G'day David,
But that's exactly my point. _What the policy says_ is (ie 'if this happens, in this way, then this is the consequence') _all_ that achieved consensus (and therefore all the is enforceable) - anything above and beyond that is not endorsed by the community (or, in the case of decrees, not endorsed by Jimbo unless he subsequently says so) and therefore is not policy. Taking your example, if there was community consensus to extending the 3RR to 25 hours then it would be amended as such.
1) Policy is descriptive --- it *describes* what we already do, it attempts to document consensus. When we look to policy, it's because we're not sure what to do or, unfortunately rather commonly, because we want a bat to hit our opponents with and can't come up with a logical argument (see also "wikilawyering").
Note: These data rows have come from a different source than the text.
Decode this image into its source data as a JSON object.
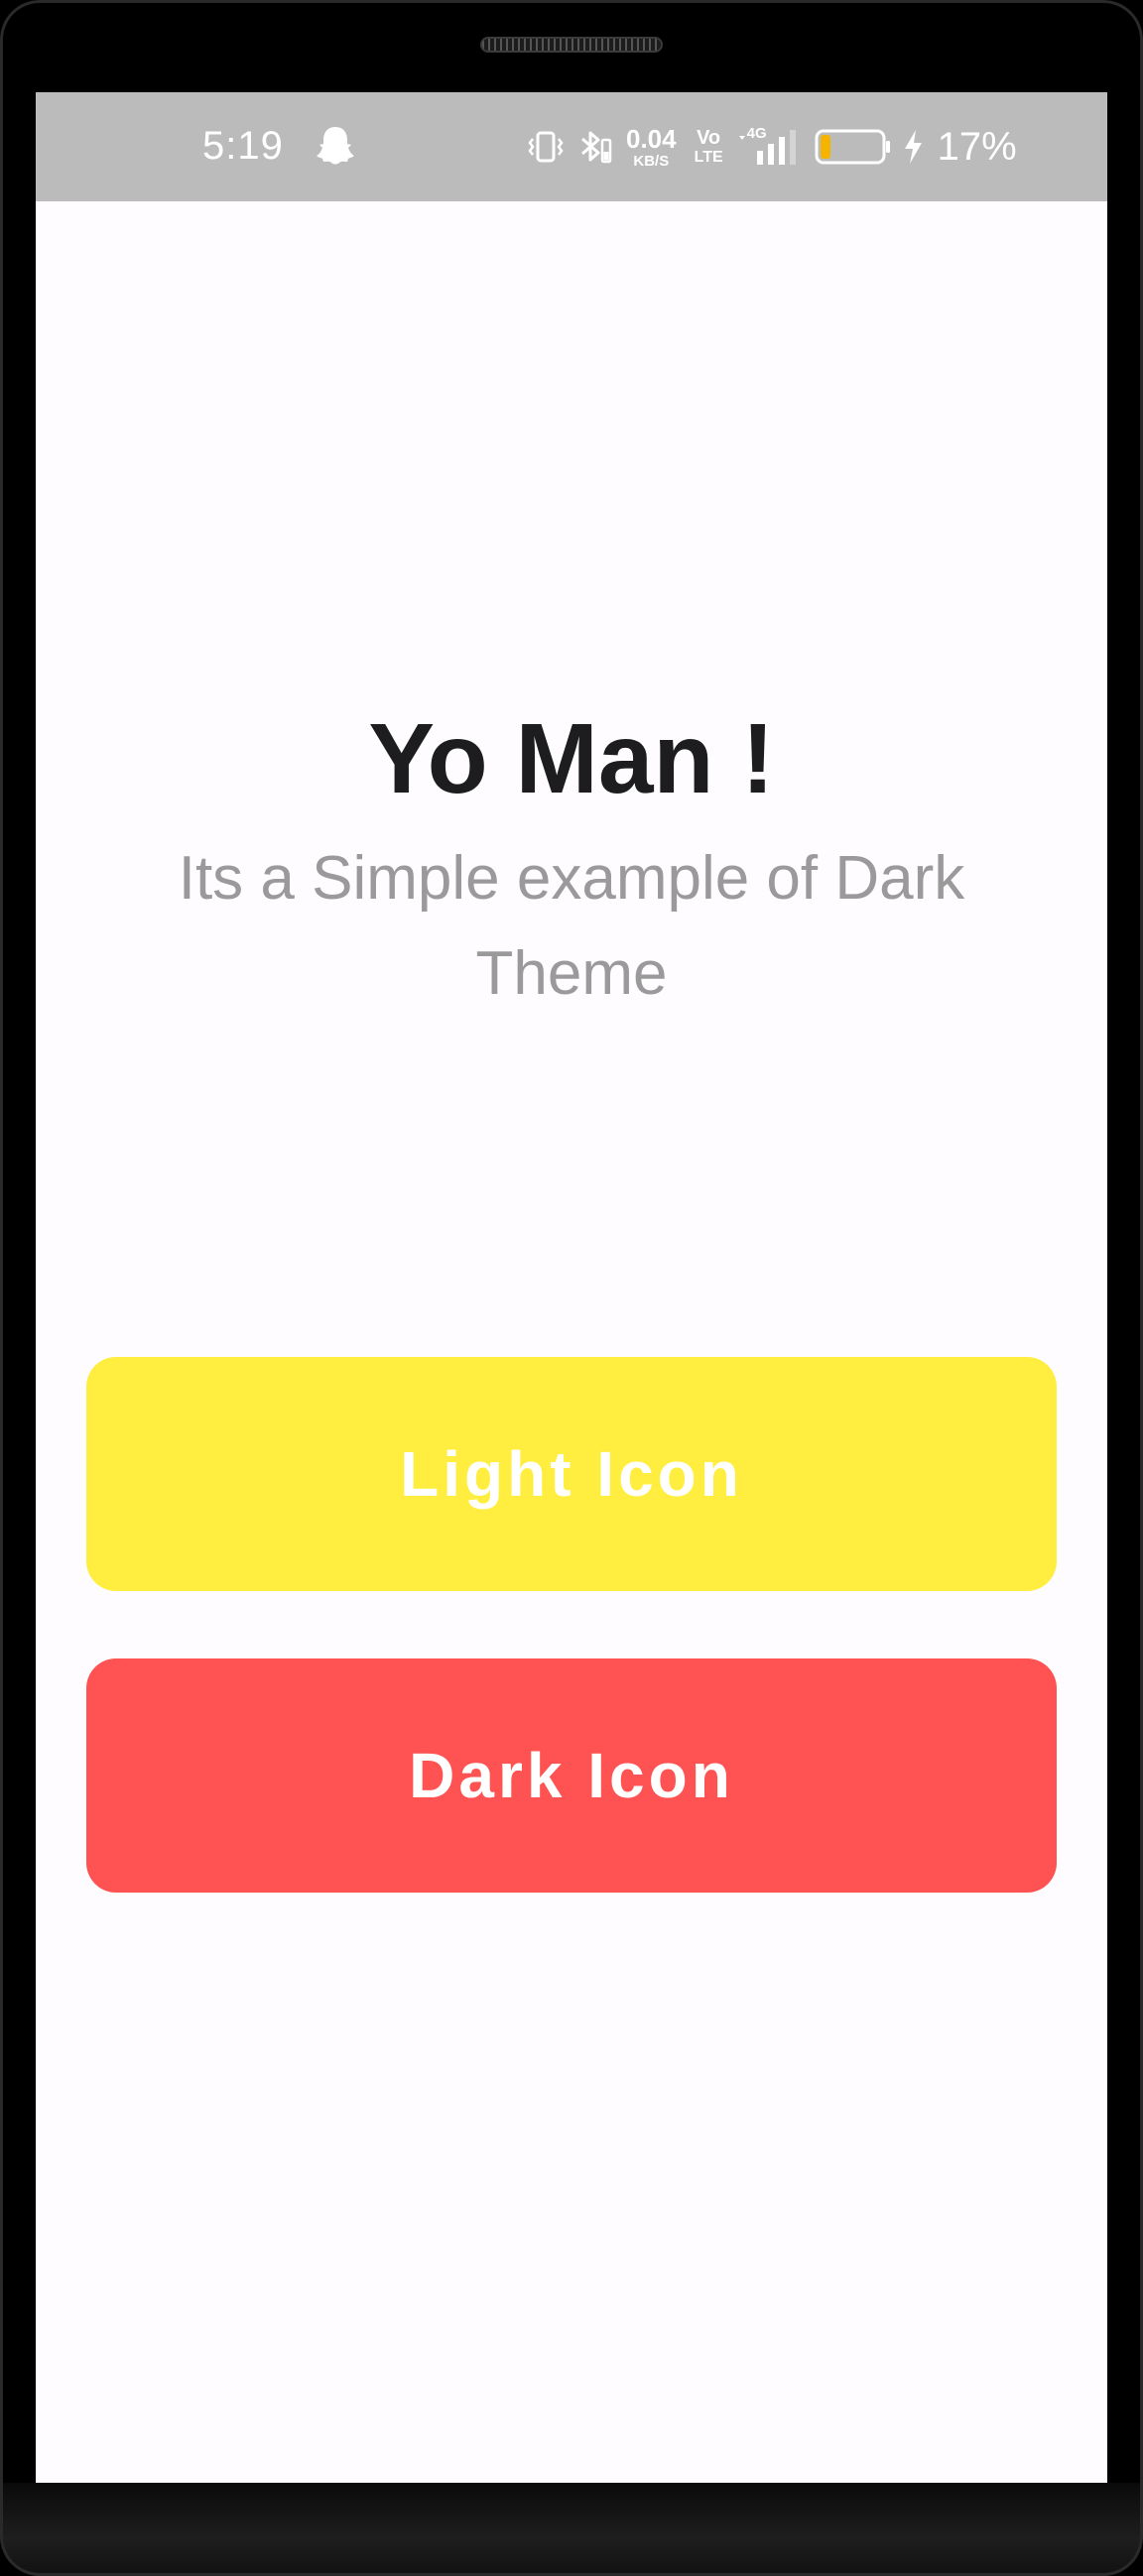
{
  "status_bar": {
    "time": "5:19",
    "net_speed_value": "0.04",
    "net_speed_unit": "KB/S",
    "volte_top": "Vo",
    "volte_bottom": "LTE",
    "network_type": "4G",
    "battery_percent": "17%",
    "battery_level": 0.17,
    "background_color": "#bcbbbb",
    "icons": [
      "snapchat-ghost-icon",
      "vibrate-icon",
      "bluetooth-icon",
      "volte-icon",
      "signal-icon",
      "battery-icon",
      "charging-bolt-icon"
    ]
  },
  "main": {
    "heading": "Yo Man !",
    "subtitle": "Its a Simple example of Dark Theme",
    "background_color": "#fffcff"
  },
  "buttons": {
    "light": {
      "label": "Light Icon",
      "color": "#ffee3f"
    },
    "dark": {
      "label": "Dark Icon",
      "color": "#ff5353"
    }
  }
}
As a natural consequence, what policy says necessarily lags behind what we actually do --- as someone wise, or possibly Raul654, said, "do what needs to be done, and eventually someone will rewrite policy to suit". Or words to that effect. There will always be some activity on the edges where, if a bloke confines his understanding to policy (rather than to *Wikipedia*), he'll always be uncertain about what's happening.
2) The 3RR is a good example. Someone who reverts four times in 25 hours (or, indeed, 24 hours and 30 seconds) is no different from someone who reverts four times in 23 hours (or 23 hours and 59 minutes 30 seconds). They're all edit warriors, and those who happen to wait an extra minute for "their revert limit" to reset itself are doing what's called "gaming the 3RR" or, bluntly, being dicks (that's WP:DICK, which process wonks always seem to want to get rid of).
The only reason we say "three reverts in 24 hours" is because you have to draw a line, however fuzzy, somewhere. You can't accuse someone of edit warring who made three reverts in nine months, nor can you take someone who makes twelve reverts in an hour and say they're not really warring, it's just healthy boyish aggression. 3RR gives a basic definition. But at the edges ... if I make four reverts in 25 hours, I'm as bad as someone who does it in 24. Now, what if I make three reverts every day for two weeks? Is my behaviour appropriate? Am I entitled to whine about my inevitable block, because "process says I have to revert four times a day before you can block me!"? Bollocks, I am.
People are blocked all the time for gaming the 3RR. The 3RR description itself says "this is not an entitlement". 3RR is about discouraging and, in some cases, ending revert wars. I suggest unblocking someone I (or any other sensible admin) blocked for four reverts in 25 hours would be a very, very silly thing to do.